Mobile phones stolen in Britain are being re-sold in more than 40 countries in a trade worth millions of pounds, a police investigation has discovered.
A study of more than 1,000 mobiles stolen in Britain revealed that they ended up in at least 46 different countries, including Iraq, Peru, Australia, Dubai, China and Jamaica.
Gangs use a network of second-hand shops and criminals to collect tens of thousands of mobiles stolen in street muggings and house break-ins, which are then taken abroad and sold.
Handsets are relatively cheap in Britain, with expensive call charges, whereas abroad they are unsubsidised by the phone companies and can cost hundreds of pounds. A stolen video mobile worth £30-£40 to a criminal in the UK could be worth £200 abroad.
The police have long known that mobiles are smuggled to many countries. But only now has an investigation by the National Mobile Phone Crime Unit uncovered an extraordinary international network for stolen handsets. The unit, which was set up in November 2003, examined details of about 2,000 of the 700,000 mobiles reported stolen every year in the UK.
Just over half had been reported stolen along with their unique identifying code, which allows networks to bar the phone, rendering it useless in the UK. But because British mobiles operate on the GSM frequency, the barred handsets can be used outside the UK with a new SIM card.

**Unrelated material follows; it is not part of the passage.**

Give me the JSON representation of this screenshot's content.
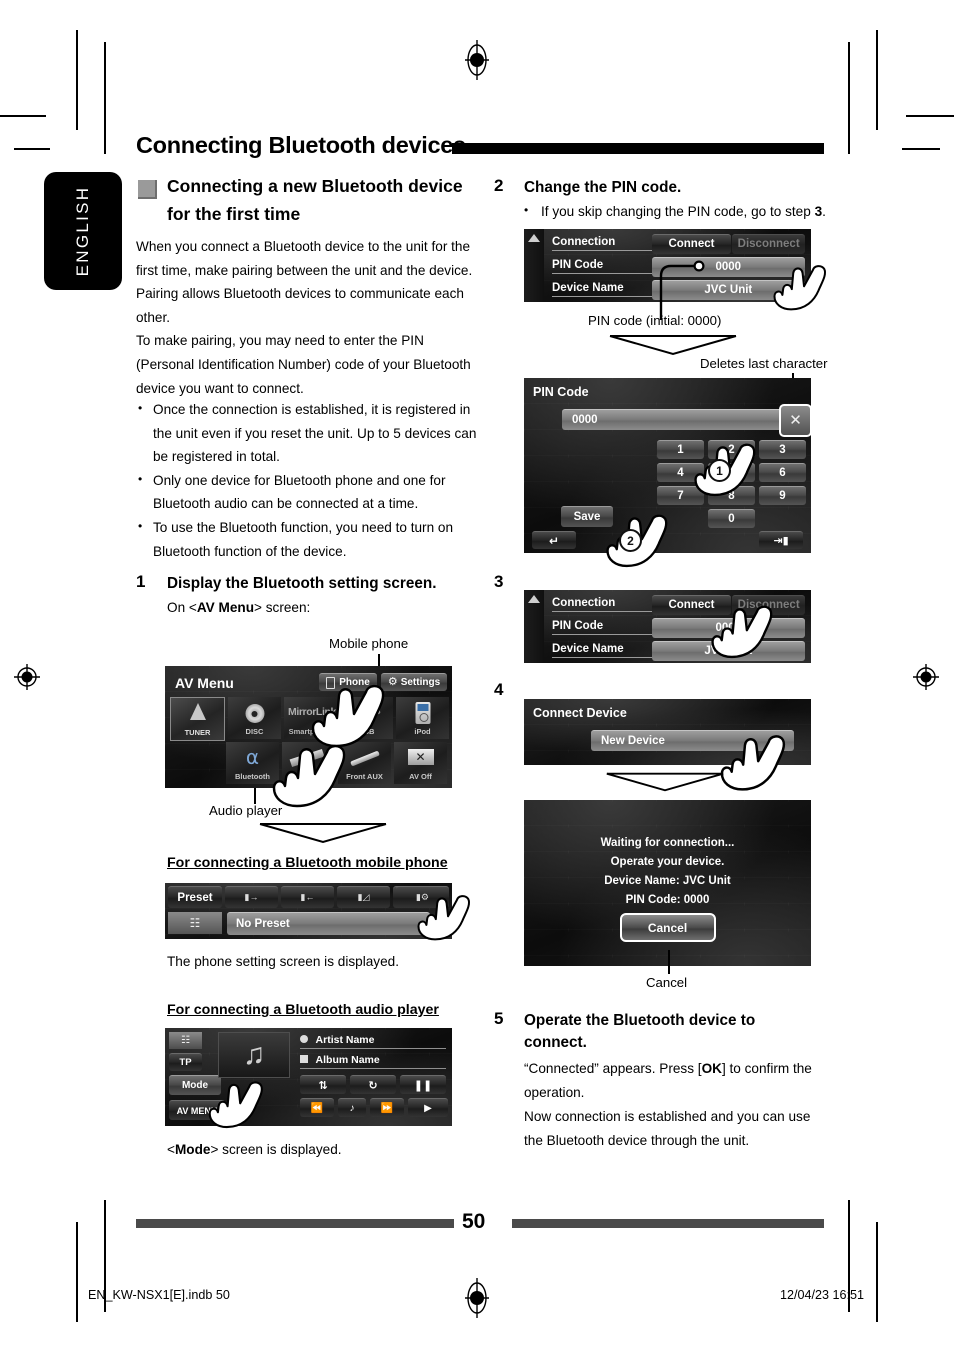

Analysts from the national phone unit contacted foreign networks and asked them to track the more than 1,000 stolen handsets and establish whether they had been used abroad.
The results showed that almost every country tested found that a stolen mobile was being used. This included India, South Africa, Albania, Brazil, the United States and Namibia. Police have also intercepted criminals at airports and ports trying to smuggle suitcases of stolen handsets out of the UK.
Superintendent Eddie Thomson, head of the National Mobile Phone Crime Unit, said: "This study provides a snap shot of what is happening. It is all part of an organised criminal network worth millions of pounds.
"Every town and city will have a retailer which is selling stolen phones, many of which are smuggled out of the country and sold for big profits. Phones abroad are not subsidised. In Iraq, for example, a new phone can cost £500, so a briefcase of stolen mobiles can be worth a lot of money."
The theft of mobile phones is partly to blame for the big rise in muggings, with half of all street crime across the country involving the theft of a handset.